Um micro para loucos
Primeira cena. Um palco de teatro vazio. Nele se desenvolve uma silenciosa partida de xadrez. Filma-se exatamente o movimento rápido da abertura do Sistema Barkza – que permite um gestual de dança, reforçando o sentido da imagem captada. Uma partida de xadrez em preto e branco. Os dois deitam o rei ao mesmo tempo e cumprimentam-se respeitosamente de pé. Começam a surgir com máscaras e movimentos malabares um grupo teatral para ensaio e começam a instalar um computador em cada lado dos jogadores, tendo ainda a tela branca do cinema ao fundo. Eles continuam no centro desenvolvendo consecutivamente os mesmos movimentos do sistema Barkza. Todos obedecem a movimentos sincronizados quase robóticos.
A – O computador nasceu do xadrez.
B – Acha que algo que tenha nascido do xadrez já terminou?
A – É como fazer teatro sem trama.
B – Tome cuidado com o cavalo.
A – Ninguém entende nada de computador e todo mundo usa.
B – Jogue. É a sua vez.
A – O computador é uma máquina para especialistas vendida no varejo.
B – Está destruindo de vez a leitura para formação de raciocínios. Mas temos que ser modernos e subdesenvolvidos.
Ouvem-se trovoadas e a chuva começa a cair copiosamente.
O jogador A é apresentador de talk show animado onde se apresentam canções ao violão. Ele entrevista os cantores após um pedacinho de cada música. Entre perguntas gerais ele indaga sobre computador.
A – Você compraria uma máquina quando se sabe que é fácil o uso indevido e ainda pode virar um crime?
Cantor – Minha avó larga a feijoada completa indo direto para o computador. Ela não tem a menor noção sobre danos a dados eletrônicos...
A – Palmas para o cantor. (O público aplaude com muito entusiasmo)
Corte.
Segunda cena. O jogador B é um neurótico solitário que joga xadrez, bebe e passa a maior parte do tempo no computador. Cenário: Cadeira, divã e tudo o que representa um consultório psicanalítico. B. está no divã abraçado ao monitor do micro. Diz.
- Doutor! Trouxe o meu self.
Doutor – Vamos analisar. Quer dizer que o seu temor por enquanto é ter passado dados sem permissão...

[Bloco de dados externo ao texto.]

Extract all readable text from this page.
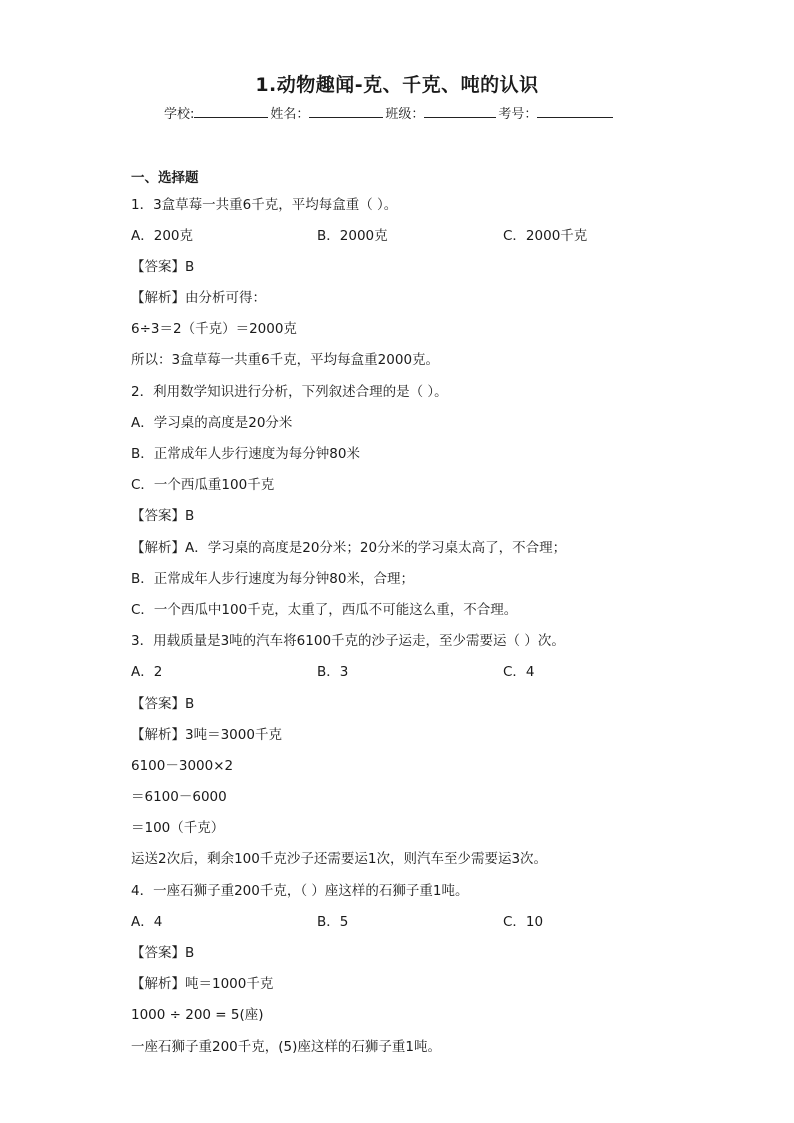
1.动物趣闻-克、千克、吨的认识
学校:	姓名：	班级：	考号：
一、选择题
1．3盒草莓一共重6千克，平均每盒重（ ）。
A．200克	B．2000克	C．2000千克
【答案】B
【解析】由分析可得：
6÷3＝2（千克）＝2000克
所以：3盒草莓一共重6千克，平均每盒重2000克。
2．利用数学知识进行分析，下列叙述合理的是（ ）。
A．学习桌的高度是20分米
B．正常成年人步行速度为每分钟80米
C．一个西瓜重100千克
【答案】B
【解析】A．学习桌的高度是20分米；20分米的学习桌太高了，不合理；
B．正常成年人步行速度为每分钟80米，合理；
C．一个西瓜中100千克，太重了，西瓜不可能这么重，不合理。
3．用载质量是3吨的汽车将6100千克的沙子运走，至少需要运（ ）次。
A．2	B．3	C．4
【答案】B
【解析】3吨＝3000千克
6100－3000×2
＝6100－6000
＝100（千克）
运送2次后，剩余100千克沙子还需要运1次，则汽车至少需要运3次。
4．一座石狮子重200千克，（ ）座这样的石狮子重1吨。
A．4	B．5	C．10
【答案】B
【解析】吨＝1000千克
1000 ÷ 200 = 5(座)
一座石狮子重200千克，(5)座这样的石狮子重1吨。
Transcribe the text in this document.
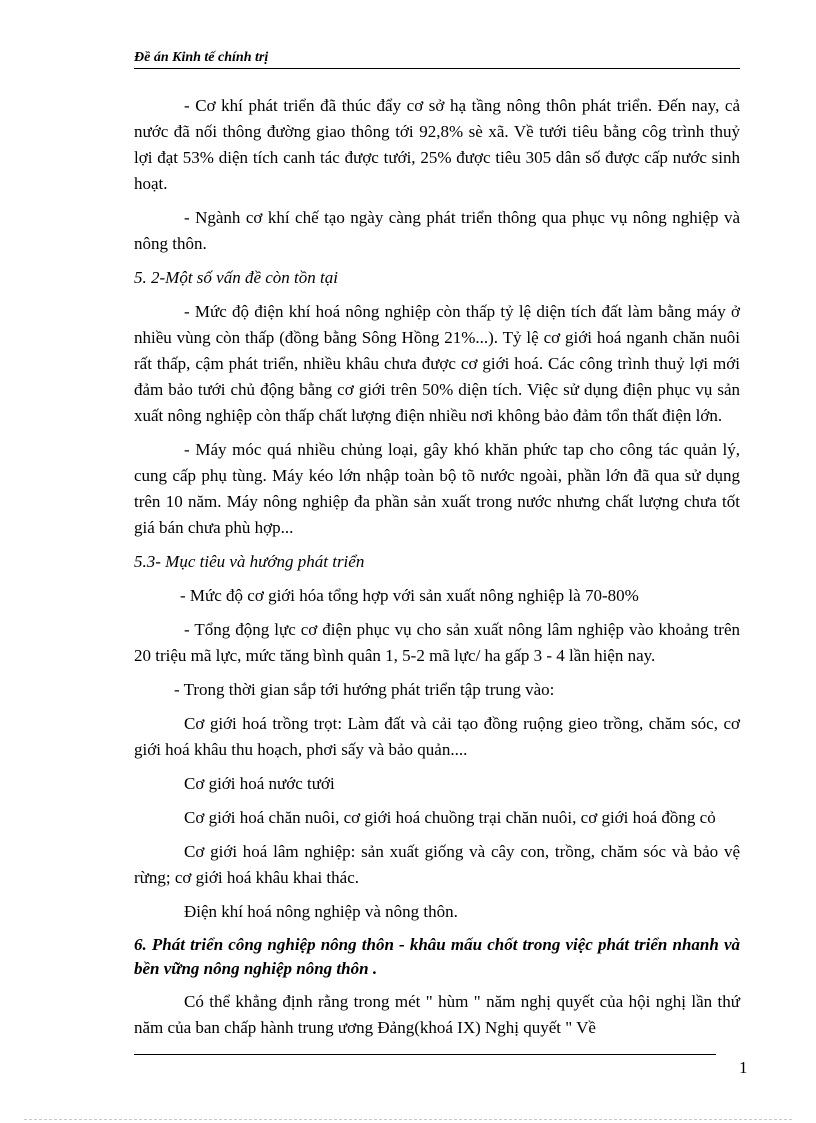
Đề án Kinh tế chính trị

- Cơ khí phát triển đã thúc đẩy cơ sở hạ tầng nông thôn phát triển. Đến nay, cả nước đã nối thông đường giao thông tới 92,8% sè xã. Về tưới tiêu bằng côg trình thuỷ lợi đạt 53% diện tích canh tác được tưới, 25% được tiêu 305 dân số được cấp nước sinh hoạt.

- Ngành cơ khí chế tạo ngày càng phát triển thông qua phục vụ nông nghiệp và nông thôn.

5. 2-Một số vấn đề còn tồn tại

- Mức độ điện khí hoá nông nghiệp còn thấp tỷ lệ diện tích đất làm bằng máy ở nhiều vùng còn thấp (đồng bằng Sông Hồng 21%...). Tỷ lệ cơ giới hoá nganh chăn nuôi rất thấp, cậm phát triển, nhiều khâu chưa được cơ giới hoá. Các công trình thuỷ lợi mới đảm bảo tưới chủ động bằng cơ giới trên 50% diện tích. Việc sử dụng điện phục vụ sản xuất nông nghiệp còn thấp chất lượng điện nhiều nơi không bảo đảm tổn thất điện lớn.

- Máy móc quá nhiều chủng loại, gây khó khăn phức tap cho công tác quản lý, cung cấp phụ tùng. Máy kéo lớn nhập toàn bộ tõ nước ngoài, phần lớn đã qua sử dụng trên 10 năm. Máy nông nghiệp đa phần sản xuất trong nước nhưng chất lượng chưa tốt giá bán chưa phù hợp...

5.3- Mục tiêu và hướng phát triển

- Mức độ cơ giới hóa tổng hợp với sản xuất nông nghiệp là 70-80%

- Tổng động lực cơ điện phục vụ cho sản xuất nông lâm nghiệp vào khoảng trên 20 triệu mã lực, mức tăng bình quân 1, 5-2 mã lực/ ha gấp 3 - 4 lần hiện nay.

- Trong thời gian sắp tới hướng phát triển tập trung vào:

Cơ giới hoá trồng trọt: Làm đất và cải tạo đồng ruộng gieo trồng, chăm sóc, cơ giới hoá khâu thu hoạch, phơi sấy và bảo quản....

Cơ giới hoá nước tưới

Cơ giới hoá chăn nuôi, cơ giới hoá chuồng trại chăn nuôi, cơ giới hoá đồng cỏ

Cơ giới hoá lâm nghiệp: sản xuất giống và cây con, trồng, chăm sóc và bảo vệ rừng; cơ giới hoá khâu khai thác.

Điện khí hoá nông nghiệp và nông thôn.

6. Phát triển công nghiệp nông thôn - khâu mấu chốt trong việc phát triển nhanh và bền vững nông nghiệp nông thôn .

Có thể khẳng định rằng trong mét " hùm " năm nghị quyết của hội nghị lần thứ năm của ban chấp hành trung ương Đảng(khoá IX) Nghị quyết " Về

1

B. – Um neurótico, doutor, passa sempre dados sem permissão. Depois com o avanço acelerado da tecnologia jamais consigo me manter atualizado. Perdi a pose. Se o computador é a máquina mais inteligente que tenho na casa?
Doutor – Eu não disse nada!
B – Disse sim e ouvi bem...
Doutor – Deve ter sido e-mail espiritual.
C – Sou usuário, não sou hacker, nem espírito de porco. O voyeurismo da internet reflete antes a condição de máquina senão teriam feito a máquina em braille, doutor. É o modelo do sistema que necessita de código e não o usuário.
Ouve-se um coro de vozes repetindo: É o modelo do sistema que necessita de código e não o usuário.
Doutor – Baseia-se no fato de que todo mundo gosta de olhar. Por curiosidade.
C – Outro dia tomei um porre e xinguei um carteiro por e-mail por estar descontente com o maldito e-mail.
Doutor – E o que ele tem a ver com isso?
C – E-MAILS não têm perfume!
Doutor – Releve. Reflita. Haverá arruinado virtual. Subdesenvolvimento virtual. Gente correndo da web com faca na rua para ver se a vida é real através da dor e até olimpíadas morais de puritanismo.
C – Sem contar o cinema apagado utilizado apenas para ensaios e jogos. Nunca mais fui ao cinema e a internet retalhou as fotografias da película. Retrocedeu. Destruiu o vinil e o cd-r. É o fim dos usuários, é a narcografia!
Doutor – (Olhando o relógio e respondendo firme) Já está na hora. Vê se desliga a internet e sai para rua atrás de um belo par de coxas.